The year 2012 combined both heat and drought as there were 30 hundred-degree days during June and July followed by seven in August. The rainfall through August totaled 20.30, a deficit of 10.02 inches, comparable to this year. The year ended with 33.17 inches, a record challenging deficit of 11.7 inches.

Last year proved to be a moist, cool year with no hundred-degree days. Moisture totaled 40.45 inches during the first eight months of the year; 6.66 inches fell during August. The year ended with 53.25 inches, a more than eight-inch surplus. Both April and May provided at least seven inches of rain and July and August more than six.

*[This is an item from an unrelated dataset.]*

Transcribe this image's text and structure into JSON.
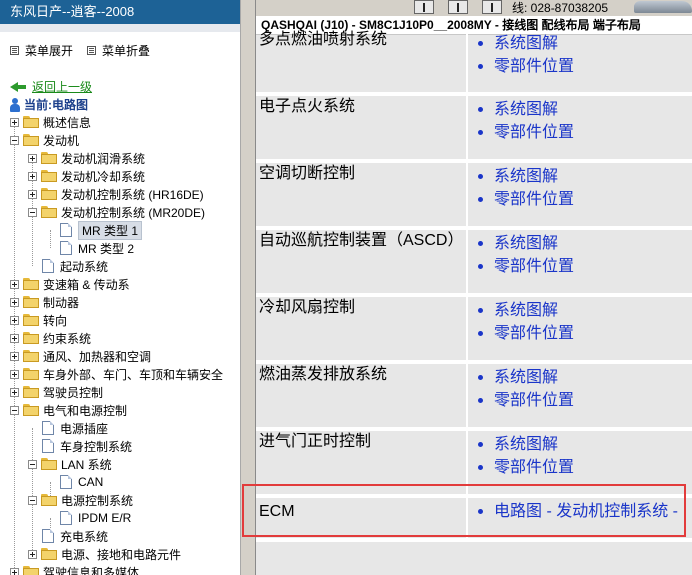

This year, 2014, has been relatively cool, with only three hundred-degree days during August. Scattered showers and rainfall, which helped lawns and crops weather the 10.86 deficit, mostly accumulated during July and August. Total for the first eight months is a miserly 19.46 inches, almost six inches recorded during June.

How much rainfall is needed to overcome this growing 10-plus-inch deficit?

The rainfall Sept. 1 and 2 will help. Only Mother Nature holds the answer or reason for this and for the varied and unusual weather conditions that have occurred throughout the nation during 2014. And who can out-guess Mother Nature?